Arguments from popularity or authority are also not scientific and
rational, as even the wisest authority can be mistaken on any particular
issue.<<<<
Sure he doth jest?
What is evidence? Is it the word of the patient who goes to a doctor
and says "I have this big lump here...." thereby the doctor makes a
diagnosis?
Is evidence the word of a medical practitioner who says "I think this
might work, so lets see if we can prove my opinion?
Was it the "anecdote" that set William Pickering on the trail of
Digitalis? Though his 1775 paper is today considered a classic, anyone
familiar with medical history of the time is familiar with the expressed
fear of his colleagues who considered his protocols outrageous, far too
toxic, and who publicly condemned him as a potential murderer or menace.
Even if you fast forward to the 1900's medical literature you see
absolute anecdotal classics passed off as wonderful medical advances, such
as:
"Preparation of [autologous]diphtheria vaccine", Dr A. Cowan Guthrie,
BMJ Sept 28, 1935 pg 602. In Monty Python vein, this could be described
as your 'every doctor's guide as to how to make a vaccine for your patient
in your kitchen."
Or how about the Lancet, March 23, 1935, Page 703, where Dr W.H.
Palmer described how there is no doubt that his "kitchen" vaccine made
from daffodil stalks, to prevent lily rash, works a treat.
Those of us who make a habit of looking at "evidence" cannot
understand why it is, when you go to a site like www.clinicaltrials.gov
and stick in any of the new vaccine trials, you see such a comprehensive
list of exlusionary criteria, which have always applied in the past and we
have no doubt will apply in the future.
This list usually applies through all phase trials, and yet, when it
is declared "safe", parents are then told the vaccine is safe for their
perhaps immunosuppressed child who needs it even more than healthy
children! Yet said type of child (and many other "fragile" children) never
even made the cut for any phase trials whatsoever!
So then, when you look at evidence, what is evidence?

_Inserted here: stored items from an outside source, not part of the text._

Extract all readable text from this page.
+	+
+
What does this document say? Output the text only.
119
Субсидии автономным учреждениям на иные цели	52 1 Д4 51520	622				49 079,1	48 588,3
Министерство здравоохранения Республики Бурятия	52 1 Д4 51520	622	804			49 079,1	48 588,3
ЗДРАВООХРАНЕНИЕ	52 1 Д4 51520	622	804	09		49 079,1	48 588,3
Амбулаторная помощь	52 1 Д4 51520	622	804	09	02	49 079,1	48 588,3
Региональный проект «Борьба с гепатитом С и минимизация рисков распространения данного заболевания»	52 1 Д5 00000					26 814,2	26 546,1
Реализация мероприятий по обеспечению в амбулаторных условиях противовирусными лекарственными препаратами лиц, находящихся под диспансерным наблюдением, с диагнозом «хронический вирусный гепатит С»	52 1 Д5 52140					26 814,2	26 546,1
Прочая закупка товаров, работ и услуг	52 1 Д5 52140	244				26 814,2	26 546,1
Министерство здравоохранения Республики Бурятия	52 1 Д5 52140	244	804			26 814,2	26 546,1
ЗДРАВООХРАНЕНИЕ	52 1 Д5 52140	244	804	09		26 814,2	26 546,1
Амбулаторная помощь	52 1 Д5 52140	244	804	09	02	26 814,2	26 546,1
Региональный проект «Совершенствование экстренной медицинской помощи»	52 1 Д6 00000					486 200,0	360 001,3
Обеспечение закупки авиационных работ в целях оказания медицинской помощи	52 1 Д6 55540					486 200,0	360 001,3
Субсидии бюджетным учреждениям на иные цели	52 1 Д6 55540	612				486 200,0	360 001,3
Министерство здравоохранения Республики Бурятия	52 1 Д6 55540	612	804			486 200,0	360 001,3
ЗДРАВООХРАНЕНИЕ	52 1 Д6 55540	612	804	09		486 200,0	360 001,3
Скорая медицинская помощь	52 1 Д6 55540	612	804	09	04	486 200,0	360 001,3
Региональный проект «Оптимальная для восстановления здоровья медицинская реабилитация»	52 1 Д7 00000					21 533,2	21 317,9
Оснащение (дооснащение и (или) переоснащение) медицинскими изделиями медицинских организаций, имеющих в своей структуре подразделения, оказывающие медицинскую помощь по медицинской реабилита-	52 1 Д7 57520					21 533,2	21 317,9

Where is the proof? How much of what is done today is, as
Professor Silverman* said in his instructive comments, the "lets try it
and see" approach:
>>>>The impatient let's-try-it-and-see approach in the
burgeoning field of neonatal medicine has resulted in therapeutic disaster
after disaster. It is extremely difficult, I've learned over the years, to
convince physicians about the importance of a hard-won modern lesson (the
amazing sulfisoxazole incident was the most indelible and instructive
example).
Since knowledge in medicine is never complete, the use of concurrent
controls in clinical trials of proposed interventions cannot prevent all
therapeutic catastrophes. But the precaution can always bring about a
substantial reduction in the number of patients maimed and killed as the
result of inevitable surprises!<<<<<<
One of the biggest problems in medicine today, is that doctors who
only reach for the Merck Manual, behave is if they know it all. And when
a patient comes with anecdote and says "Hey, Jeeves, this
acupuncture/homeopathy/herbal worked a treat!" they are told "That's not
evidence!"
When you look at ALL the treatments available in your doctor's
waiting room, how many of them are based on evidence which fulfills the
criteria Dr Vagg would have Dr Heptonstall produce?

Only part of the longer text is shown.